Bagavathi picture Bagavathi · Oct 14, 2016 · Viewed 7.3k times · Source

Should the datatype of Split by column in sqoop import always be a number datatype (integer, bignint, numeric)? Can't it be a string?

Answer

Dev picture Dev · Oct 14, 2016

Yes you can split on any non numeric datatype.

But this is not recommended.

WHY?

For splitting data Sqoop fires

SELECT MIN(col1), MAX(col2) FROM TABLE

then divide it as per you number of mappers.

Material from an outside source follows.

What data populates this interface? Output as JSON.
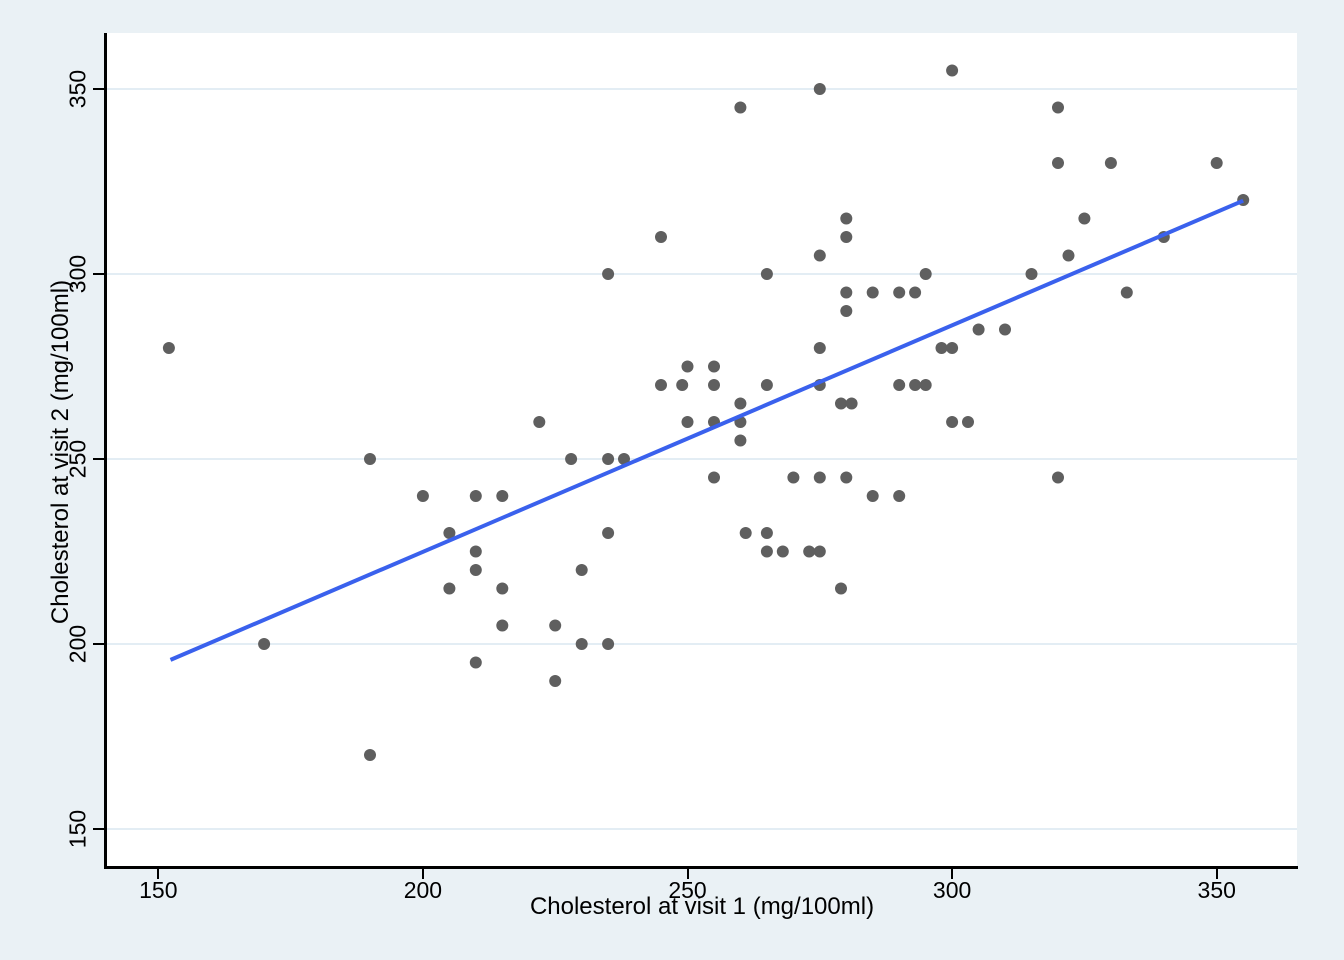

Now take an example of integer as --split-by column

Table has some id column having value 1 to 100 and you using 4 mappers (-m 4 in your sqoop command)

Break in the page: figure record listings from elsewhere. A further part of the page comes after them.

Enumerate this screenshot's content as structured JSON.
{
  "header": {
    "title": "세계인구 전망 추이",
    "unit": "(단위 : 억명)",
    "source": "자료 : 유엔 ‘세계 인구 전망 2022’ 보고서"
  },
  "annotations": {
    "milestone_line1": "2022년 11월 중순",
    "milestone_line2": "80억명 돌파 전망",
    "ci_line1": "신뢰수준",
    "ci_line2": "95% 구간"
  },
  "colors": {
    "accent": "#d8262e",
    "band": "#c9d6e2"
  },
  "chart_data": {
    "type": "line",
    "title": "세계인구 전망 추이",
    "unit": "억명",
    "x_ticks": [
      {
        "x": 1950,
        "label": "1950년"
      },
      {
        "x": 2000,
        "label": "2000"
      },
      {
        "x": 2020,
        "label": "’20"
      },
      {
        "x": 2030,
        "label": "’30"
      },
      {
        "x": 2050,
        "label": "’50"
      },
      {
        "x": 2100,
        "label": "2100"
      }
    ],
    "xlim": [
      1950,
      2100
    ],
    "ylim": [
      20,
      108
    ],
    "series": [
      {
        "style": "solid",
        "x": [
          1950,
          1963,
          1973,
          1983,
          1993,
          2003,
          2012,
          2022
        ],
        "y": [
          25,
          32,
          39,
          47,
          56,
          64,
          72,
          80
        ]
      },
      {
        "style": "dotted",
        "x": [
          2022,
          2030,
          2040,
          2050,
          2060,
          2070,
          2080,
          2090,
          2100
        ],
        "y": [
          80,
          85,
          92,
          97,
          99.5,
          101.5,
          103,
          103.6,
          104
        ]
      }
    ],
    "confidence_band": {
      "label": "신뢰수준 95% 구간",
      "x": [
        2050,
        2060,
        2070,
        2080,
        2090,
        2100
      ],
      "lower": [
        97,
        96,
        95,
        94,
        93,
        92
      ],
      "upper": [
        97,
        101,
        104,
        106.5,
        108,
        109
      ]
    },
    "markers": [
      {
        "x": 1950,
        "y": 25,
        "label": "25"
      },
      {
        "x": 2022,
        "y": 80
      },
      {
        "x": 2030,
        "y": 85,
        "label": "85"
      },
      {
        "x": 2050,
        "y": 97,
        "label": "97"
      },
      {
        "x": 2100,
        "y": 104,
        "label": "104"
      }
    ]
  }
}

Sqoop get MIN and MAX value using:

SELECT MIN(id), MAX(id) FROM TABLE

OUTPUT:

1,100

Splitting on integer is easy. You will make 4 parts:

  • 1-25
  • 25-50
  • 51-75
  • 76-100

Now string as --split-by column

Table has some name column having value "dev" to "sam" and you using 4 mappers (-m 4 in your sqoop command)

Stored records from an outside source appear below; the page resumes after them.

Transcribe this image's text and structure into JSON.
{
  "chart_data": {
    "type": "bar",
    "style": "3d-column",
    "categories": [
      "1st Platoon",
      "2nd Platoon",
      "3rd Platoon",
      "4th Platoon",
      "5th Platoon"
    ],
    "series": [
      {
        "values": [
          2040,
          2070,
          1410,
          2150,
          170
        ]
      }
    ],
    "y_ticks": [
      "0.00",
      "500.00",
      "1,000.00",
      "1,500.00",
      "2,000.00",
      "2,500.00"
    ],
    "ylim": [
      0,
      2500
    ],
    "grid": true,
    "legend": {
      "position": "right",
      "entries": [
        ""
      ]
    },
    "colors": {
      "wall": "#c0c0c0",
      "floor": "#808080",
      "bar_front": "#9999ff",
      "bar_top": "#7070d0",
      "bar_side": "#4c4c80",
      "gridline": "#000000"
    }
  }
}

Sqoop get MIN and MAX value using:

SELECT MIN(id), MAX(id) FROM TABLE

OUTPUT:

dev,sam

Now how will it be divided in 4 parts. As per sqoop docs,

/**
   * This method needs to determine the splits between two user-provided
   * strings.  In the case where the user's strings are 'A' and 'Z', this is
   * not hard; we could create two splits from ['A', 'M') and ['M', 'Z'], 26
   * splits for strings beginning with each letter, etc.
   *
   * If a user has provided us with the strings "Ham" and "Haze", however, we
   * need to create splits that differ in the third letter.
   *
   * The algorithm used is as follows:
   * Since there are 2**16 unicode characters, we interpret characters as
   * digits in base 65536. Given a string 's' containing characters s_0, s_1
   * .. s_n, we interpret the string as the number: 0.s_0 s_1 s_2.. s_n in
   * base 65536. Having mapped the low and high strings into floating-point
   * values, we then use the BigDecimalSplitter to establish the even split
   * points, then map the resulting floating point values back into strings.
   */

And you will see the warning in the code:

LOG.warn("Generating splits for a textual index column.");
LOG.warn("If your database sorts in a case-insensitive order, "
    + "this may result in a partial import or duplicate records.");
LOG.warn("You are strongly encouraged to choose an integral split column.");

In case of Integer example, all the mappers will get balanced load (all will fetch 25 records from RDBMS).

In case of string, there is less probability that data is sorted. So, it's difficult to give similar loads to all the mappers.


In a nutshell, Go for integer column as --split-by column.